In our previous articles we identified thirteen companies that this blog knows are a front for APT activity in Hainan. Following further analysis, we noticed a close association between these Hainan front companies and the academic world. Multiple job adverts for the the companies are posted on university websites. Hainan Xiandun even appears to operate from the Hainan University Library!
This company summary for Hainan Xiandun also provides a contact number: 13907545649. Cross-referencing this partial phone number and Hainan, we identified Gu Jian (顾剑) is a Computer Science specialist at Hainan University. We found Gu’s name and phone number in this list of projects on the Hainan University website.
Here is Gu’s CV:
And here is his biography from his web page at Hainan University’s website showing his work history and interests, including as a former member of the People’s Liberation Army.
“[Gu Jian] worked as an educated youth, a PLA soldier, an officer of the Political Department of the Provincial Military Region, a senior engineer of a state-owned enterprise, and a Chinese employee (technical director) of the French representative office of the French company BULL.”
Gu Jian, a Professor in the Information Security Department and former member of the PLA is now the contact person for an APT front company which itself is linked to twelve other front companies.

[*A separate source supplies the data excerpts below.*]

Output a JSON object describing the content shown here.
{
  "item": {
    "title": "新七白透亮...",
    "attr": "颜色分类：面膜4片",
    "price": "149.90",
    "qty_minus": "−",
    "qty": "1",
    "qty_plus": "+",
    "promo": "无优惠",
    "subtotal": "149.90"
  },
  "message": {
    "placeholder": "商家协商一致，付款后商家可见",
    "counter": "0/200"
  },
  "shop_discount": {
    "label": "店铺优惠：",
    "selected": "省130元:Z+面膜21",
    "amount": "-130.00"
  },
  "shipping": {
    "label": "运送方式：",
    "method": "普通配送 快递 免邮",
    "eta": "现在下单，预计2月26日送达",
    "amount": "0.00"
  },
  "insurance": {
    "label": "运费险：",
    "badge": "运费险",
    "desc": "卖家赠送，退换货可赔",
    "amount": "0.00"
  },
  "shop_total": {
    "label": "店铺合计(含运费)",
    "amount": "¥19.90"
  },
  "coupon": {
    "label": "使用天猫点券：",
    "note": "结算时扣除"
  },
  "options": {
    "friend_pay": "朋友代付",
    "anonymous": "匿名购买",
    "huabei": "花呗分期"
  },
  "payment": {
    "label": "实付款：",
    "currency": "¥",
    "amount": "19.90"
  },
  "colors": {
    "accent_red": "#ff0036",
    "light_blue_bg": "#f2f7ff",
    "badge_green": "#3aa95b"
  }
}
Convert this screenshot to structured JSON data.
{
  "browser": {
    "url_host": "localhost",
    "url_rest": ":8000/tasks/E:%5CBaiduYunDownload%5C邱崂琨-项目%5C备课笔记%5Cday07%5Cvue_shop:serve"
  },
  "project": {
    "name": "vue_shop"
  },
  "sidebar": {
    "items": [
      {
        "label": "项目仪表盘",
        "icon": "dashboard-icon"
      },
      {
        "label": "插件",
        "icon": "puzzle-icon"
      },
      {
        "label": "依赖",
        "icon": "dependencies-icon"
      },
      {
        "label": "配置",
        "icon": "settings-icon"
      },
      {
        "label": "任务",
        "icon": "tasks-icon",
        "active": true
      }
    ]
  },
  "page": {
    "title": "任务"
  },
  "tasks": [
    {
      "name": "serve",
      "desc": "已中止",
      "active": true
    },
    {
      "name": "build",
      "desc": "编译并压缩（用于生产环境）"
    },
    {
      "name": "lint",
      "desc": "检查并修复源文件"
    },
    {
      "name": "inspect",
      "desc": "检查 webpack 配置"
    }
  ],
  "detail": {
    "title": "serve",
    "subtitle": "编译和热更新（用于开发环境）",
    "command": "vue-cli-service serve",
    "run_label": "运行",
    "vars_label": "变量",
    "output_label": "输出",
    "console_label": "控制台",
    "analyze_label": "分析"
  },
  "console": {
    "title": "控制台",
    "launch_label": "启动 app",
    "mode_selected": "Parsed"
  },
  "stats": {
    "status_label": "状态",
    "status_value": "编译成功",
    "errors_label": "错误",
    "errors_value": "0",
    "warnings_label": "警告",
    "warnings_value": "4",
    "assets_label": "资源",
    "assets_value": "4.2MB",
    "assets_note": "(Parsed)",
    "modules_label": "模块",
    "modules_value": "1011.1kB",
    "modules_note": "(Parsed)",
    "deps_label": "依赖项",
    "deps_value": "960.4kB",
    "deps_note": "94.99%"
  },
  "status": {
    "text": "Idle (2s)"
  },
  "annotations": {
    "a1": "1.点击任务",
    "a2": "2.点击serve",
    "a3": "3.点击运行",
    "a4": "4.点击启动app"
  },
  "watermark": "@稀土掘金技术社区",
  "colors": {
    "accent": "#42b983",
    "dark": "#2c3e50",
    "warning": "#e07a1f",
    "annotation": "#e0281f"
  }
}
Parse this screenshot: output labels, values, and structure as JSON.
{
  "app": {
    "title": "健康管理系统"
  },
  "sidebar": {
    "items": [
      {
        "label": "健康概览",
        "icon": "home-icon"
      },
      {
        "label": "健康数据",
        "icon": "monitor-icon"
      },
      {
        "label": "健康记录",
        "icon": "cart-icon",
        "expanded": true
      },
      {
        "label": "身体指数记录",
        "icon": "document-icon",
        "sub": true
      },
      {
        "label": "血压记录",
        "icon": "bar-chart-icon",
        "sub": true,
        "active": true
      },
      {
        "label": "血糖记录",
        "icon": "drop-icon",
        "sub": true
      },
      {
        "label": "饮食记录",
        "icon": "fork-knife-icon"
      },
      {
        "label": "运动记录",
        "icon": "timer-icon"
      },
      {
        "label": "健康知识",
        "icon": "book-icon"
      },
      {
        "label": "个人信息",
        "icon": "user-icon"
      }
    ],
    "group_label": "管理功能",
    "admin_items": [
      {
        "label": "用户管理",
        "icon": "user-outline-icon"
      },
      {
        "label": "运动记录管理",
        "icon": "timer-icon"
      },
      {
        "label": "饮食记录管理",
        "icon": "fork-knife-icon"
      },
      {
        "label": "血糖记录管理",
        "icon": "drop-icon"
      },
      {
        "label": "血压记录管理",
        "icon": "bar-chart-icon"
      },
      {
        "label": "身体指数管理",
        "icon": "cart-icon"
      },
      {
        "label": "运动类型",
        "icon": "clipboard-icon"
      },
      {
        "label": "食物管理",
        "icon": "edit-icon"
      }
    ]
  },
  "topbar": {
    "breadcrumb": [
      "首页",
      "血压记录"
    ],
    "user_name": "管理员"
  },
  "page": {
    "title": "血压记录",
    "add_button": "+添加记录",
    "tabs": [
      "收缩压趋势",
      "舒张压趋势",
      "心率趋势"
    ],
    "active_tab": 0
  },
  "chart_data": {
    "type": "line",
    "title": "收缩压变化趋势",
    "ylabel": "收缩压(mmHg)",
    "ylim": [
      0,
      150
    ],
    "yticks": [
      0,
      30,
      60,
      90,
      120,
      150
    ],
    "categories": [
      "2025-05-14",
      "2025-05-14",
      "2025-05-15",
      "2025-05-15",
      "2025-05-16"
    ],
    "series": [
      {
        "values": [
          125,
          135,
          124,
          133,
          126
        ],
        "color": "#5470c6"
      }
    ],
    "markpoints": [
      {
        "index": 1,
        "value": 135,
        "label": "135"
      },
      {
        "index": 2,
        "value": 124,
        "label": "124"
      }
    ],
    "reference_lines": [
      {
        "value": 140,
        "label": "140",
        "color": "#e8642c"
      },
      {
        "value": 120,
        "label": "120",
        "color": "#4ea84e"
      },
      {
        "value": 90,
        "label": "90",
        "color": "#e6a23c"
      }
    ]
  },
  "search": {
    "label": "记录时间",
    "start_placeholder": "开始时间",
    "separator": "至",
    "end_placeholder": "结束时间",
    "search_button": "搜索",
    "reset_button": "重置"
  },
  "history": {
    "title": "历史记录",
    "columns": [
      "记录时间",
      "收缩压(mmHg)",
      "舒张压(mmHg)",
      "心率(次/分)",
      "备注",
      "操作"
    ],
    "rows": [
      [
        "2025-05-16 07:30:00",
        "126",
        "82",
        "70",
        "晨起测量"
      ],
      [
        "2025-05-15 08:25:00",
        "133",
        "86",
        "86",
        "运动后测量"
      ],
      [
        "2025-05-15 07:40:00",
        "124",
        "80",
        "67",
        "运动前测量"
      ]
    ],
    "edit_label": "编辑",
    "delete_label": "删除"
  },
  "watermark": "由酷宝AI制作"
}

Hainan Xiandun Information Security Technology Competition
Mr Gu is closely involved with Hainan Xiandun. In September 2013, he posted on the Hainan University online forum about “The 2013 Hainan Network Information Security Technology Competition” saying that teams could enter and that there would be prizes. The posting indicated that more detail was available on xdaqjs[dot]com. This domain is an acronym from the Pinyin for Xiandun Security Competition Final (XianDun AnQuan JueSai – 仙盾安全决赛).
These links between Hainan Xiandun and Hainan University are seen again on the internal Hainan University discussion forum. A user name “xdaqjs” posted to encourage students from any specialism and in any year with an interest in cyber security to attend a session hosted by Hainan Xiandun in the auditorium of the information technology department on 9 September 2013.
The competition ran again in 2016, still using xdaqjs as a title.
Mr Gu was not just advertising this competition for a company that he was involved in, he registered the domain.
A link to the malicious activity of the front companies can be seen when reading discussion forums about xdaqjs. Individuals purporting to represent the site offered large sums of money to people with password cracking skills outside the ordinary range of dictionary attacks and brute force.
The opening post reveals that Mr Gu is seeking new ways of cracking passwords. The poster is aware of the common techniques, for example brute force or dictionary attacks, but is seeking new alternatives.
What makes this interaction increasingly strange though, is that a student posting on this thread said that Mr Gu is inexplicably wealthy and is offering a large amount of money to people able to provide new and inventive ways of cracking passwords. The original text is telling:
“Haha, I only want to know are these things actually crackable… From what I know about our teacher, he doesn’t waste his words. Our teacher says if no-one can crack it this time, then he’ll increase the money on offer, 200,000, 300,000, 500,000 RMB.
P.S. Believe it or not, our teacher has a lot of money…”
The Dean of Mr Gu’s faculty is CCP member Huang Mengxing (黄梦醒). The questions we should ask are: How well does Huang know Gu? Does he know about his department’s support for front companies for APT activity?
Most importantly, if he knew then should he have stopped it?
In summary, Gu Jian, a former member of the PLA is an academic specialising in Information Security at Hainan University. He is also listed as the contact person for Hainan Xiandun, one of a network of front companies for APT activity.